At some place you might generate additional metadata, such as once created an asset you get an assetID. The extendMeta function will take this new meta and all further requests will log this assetID.
In branch out situations or in loop processing it makes sense to create a new child logger based on the current logger. Imagine you have initialized a logger and then you want to batch process Kafka events. You can create a child logger with an own metadata context based on the current logger. See image 1.
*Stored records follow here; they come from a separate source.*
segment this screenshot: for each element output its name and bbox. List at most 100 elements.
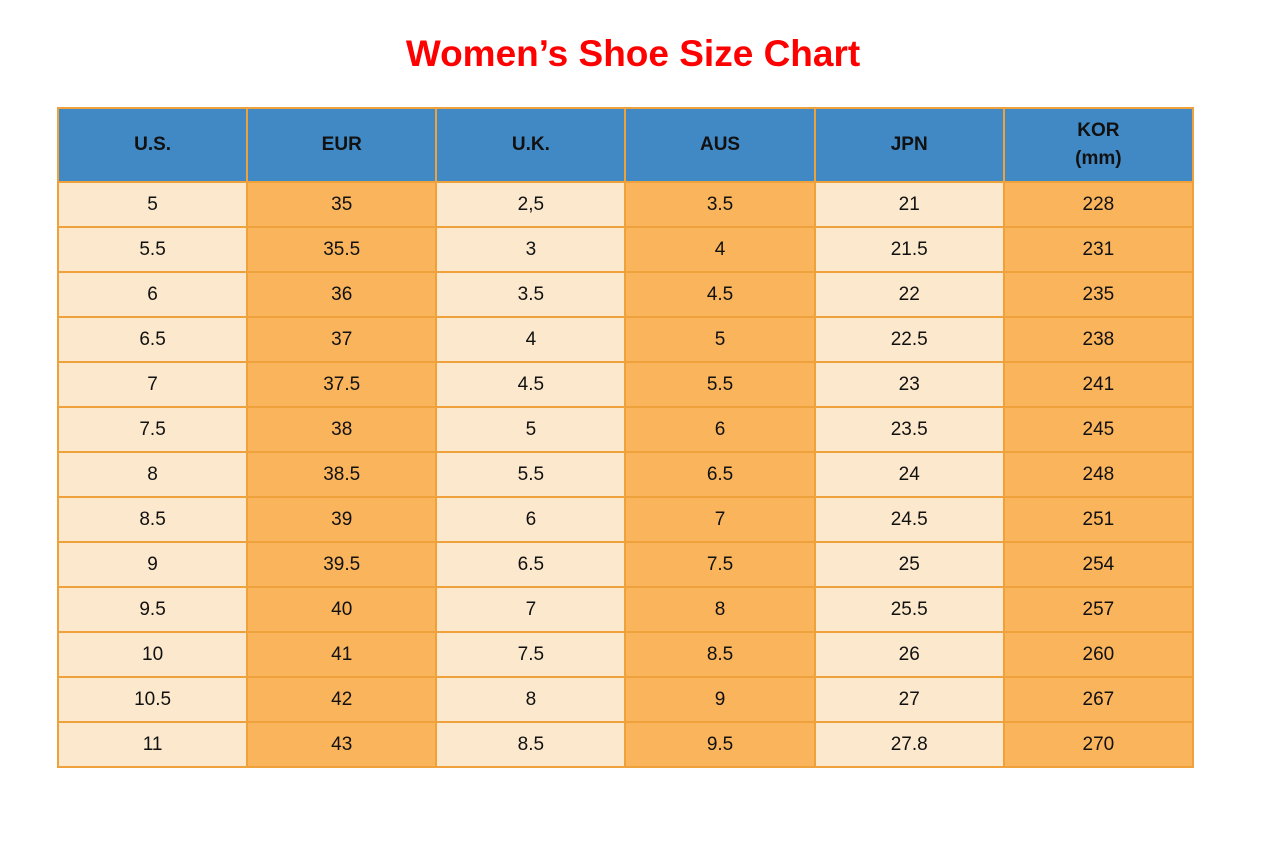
table-cell: 27.8 xyxy=(813,721,1005,768)
table-cell: 4 xyxy=(435,316,627,363)
table-cell: 4.5 xyxy=(435,361,627,408)
table-cell: 25.5 xyxy=(813,586,1005,633)
table-cell: 5.5 xyxy=(624,361,816,408)
table-cell: 7 xyxy=(435,586,627,633)
table-cell: 8 xyxy=(435,676,627,723)
table-row: 6 36 3.5 4.5 22 235 xyxy=(56,271,1195,318)
table-row: 10.5 42 8 9 27 267 xyxy=(56,676,1195,723)
table-cell: 25 xyxy=(813,541,1005,588)
table-cell: 24.5 xyxy=(813,496,1005,543)
table-cell: 5.5 xyxy=(435,451,627,498)
table-cell: 9 xyxy=(624,676,816,723)
table-cell: 3 xyxy=(435,226,627,273)
column-header-us: U.S. xyxy=(56,107,249,183)
table-cell: 8.5 xyxy=(624,631,816,678)
table-cell: 40 xyxy=(246,586,438,633)
header-row: U.S. EUR U.K. AUS JPN KOR (mm) xyxy=(56,107,1195,183)
table-cell: 42 xyxy=(246,676,438,723)
table-cell: 7 xyxy=(624,496,816,543)
table-cell: 248 xyxy=(1002,451,1195,498)
table-cell: 235 xyxy=(1002,271,1195,318)
table-cell: 23 xyxy=(813,361,1005,408)
table-row: 7 37.5 4.5 5.5 23 241 xyxy=(56,361,1195,408)
column-header-jpn: JPN xyxy=(813,107,1005,183)
table-cell: 254 xyxy=(1002,541,1195,588)
table-row: 7.5 38 5 6 23.5 245 xyxy=(56,406,1195,453)
table-cell: 270 xyxy=(1002,721,1195,768)
table-cell: 8.5 xyxy=(435,721,627,768)
table-cell: 6 xyxy=(56,271,249,318)
shoe-size-table: U.S. EUR U.K. AUS JPN KOR (mm) 5 35 2,5 3.5… xyxy=(56,107,1195,768)
table-cell: 9.5 xyxy=(56,586,249,633)
table-cell: 8 xyxy=(624,586,816,633)
table-cell: 257 xyxy=(1002,586,1195,633)
page-title: Women’s Shoe Size Chart xyxy=(405,33,861,74)
table-cell: 26 xyxy=(813,631,1005,678)
table-cell: 5.5 xyxy=(56,226,249,273)
table-row: 6.5 37 4 5 22.5 238 xyxy=(56,316,1195,363)
table-cell: 7.5 xyxy=(56,406,249,453)
table-cell: 267 xyxy=(1002,676,1195,723)
table-cell: 21 xyxy=(813,181,1005,228)
table-cell: 4 xyxy=(624,226,816,273)
table-row: 11 43 8.5 9.5 27.8 270 xyxy=(56,721,1195,768)
table-row: 5 35 2,5 3.5 21 228 xyxy=(56,181,1195,228)
table-cell: 5 xyxy=(624,316,816,363)
table-cell: 43 xyxy=(246,721,438,768)
table-cell: 6.5 xyxy=(624,451,816,498)
table-cell: 2,5 xyxy=(435,181,627,228)
table-cell: 35 xyxy=(246,181,438,228)
table-cell: 8 xyxy=(56,451,249,498)
table-row: 5.5 35.5 3 4 21.5 231 xyxy=(56,226,1195,273)
table-cell: 6.5 xyxy=(56,316,249,363)
table-cell: 238 xyxy=(1002,316,1195,363)
table-cell: 38 xyxy=(246,406,438,453)
table-cell: 27 xyxy=(813,676,1005,723)
table-cell: 10 xyxy=(56,631,249,678)
table-cell: 6 xyxy=(435,496,627,543)
table-cell: 7.5 xyxy=(624,541,816,588)
table-cell: 3.5 xyxy=(435,271,627,318)
table-cell: 9 xyxy=(56,541,249,588)
table-row: 8.5 39 6 7 24.5 251 xyxy=(56,496,1195,543)
table-cell: 251 xyxy=(1002,496,1195,543)
table-cell: 7.5 xyxy=(435,631,627,678)
table-cell: 5 xyxy=(56,181,249,228)
table-cell: 4.5 xyxy=(624,271,816,318)
column-header-uk: U.K. xyxy=(435,107,627,183)
table-row: 8 38.5 5.5 6.5 24 248 xyxy=(56,451,1195,498)
table-header: U.S. EUR U.K. AUS JPN KOR (mm) xyxy=(56,107,1195,183)
table-cell: 231 xyxy=(1002,226,1195,273)
table-row: 9.5 40 7 8 25.5 257 xyxy=(56,586,1195,633)
table-cell: 6 xyxy=(624,406,816,453)
column-header-aus: AUS xyxy=(624,107,816,183)
table-cell: 41 xyxy=(246,631,438,678)
table-cell: 9.5 xyxy=(624,721,816,768)
table-cell: 11 xyxy=(56,721,249,768)
table-cell: 39 xyxy=(246,496,438,543)
table-cell: 39.5 xyxy=(246,541,438,588)
table-cell: 10.5 xyxy=(56,676,249,723)
table-cell: 37.5 xyxy=(246,361,438,408)
table-cell: 8.5 xyxy=(56,496,249,543)
column-header-kor: KOR (mm) xyxy=(1002,107,1195,183)
table-cell: 7 xyxy=(56,361,249,408)
column-header-eur: EUR xyxy=(246,107,438,183)
table-body: 5 35 2,5 3.5 21 228 5.5 35.5 3 4 21.5 231 6 36 3.5 4.5 2… xyxy=(56,181,1195,768)
table-row: 9 39.5 6.5 7.5 25 254 xyxy=(56,541,1195,588)
table-cell: 35.5 xyxy=(246,226,438,273)
table-cell: 38.5 xyxy=(246,451,438,498)
table-cell: 24 xyxy=(813,451,1005,498)
table-cell: 21.5 xyxy=(813,226,1005,273)
table-cell: 228 xyxy=(1002,181,1195,228)
table-cell: 36 xyxy=(246,271,438,318)
table-cell: 241 xyxy=(1002,361,1195,408)
table-cell: 5 xyxy=(435,406,627,453)
table-cell: 3.5 xyxy=(624,181,816,228)
table-cell: 23.5 xyxy=(813,406,1005,453)
table-row: 10 41 7.5 8.5 26 260 xyxy=(56,631,1195,678)
table-cell: 22 xyxy=(813,271,1005,318)
table-cell: 22.5 xyxy=(813,316,1005,363)
table-cell: 37 xyxy=(246,316,438,363)
table-cell: 260 xyxy=(1002,631,1195,678)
Where do I create my logger?
Generally you will create it in the outermost layer. In our case we have written a decorator which wraps the lambda call, initializes the logger with basic metadata and catches unhandled exceptions. So every exception keeps the common metadata. The logger is handed over to each inner layers of the function. In case of Kotlin/Java you could use a the logger factory to inject a logger for your context. In the example below you see how the logger gets more specific over time. Imagine you are handling Kafka records. For each record you are processing you create a new child logger setting common metadata such as an asset Id. Any unhandled exception will be processed in the log decorator and you still keep the basic log context of the topmost logger such as correlation id which helps to allocate the context for a logged exception (e.g. give me all log statements related to this error message).
Catch up
In this post we have compared structured logging with 'console.log'. If you are using a cloud environment connected to your observability environment, your functions are small and correlation of log messages is not a requirement, 'console.log' might suffice. In more complex scenarios, where you write multiple messages per second and log messages are correlated as they span multiple workflow steps, structured logging is a better option.
Using this approach we were able to span an end 2 end dashboard over multiple independent services and applications in our value stream to visualize most important steps an entity will go through.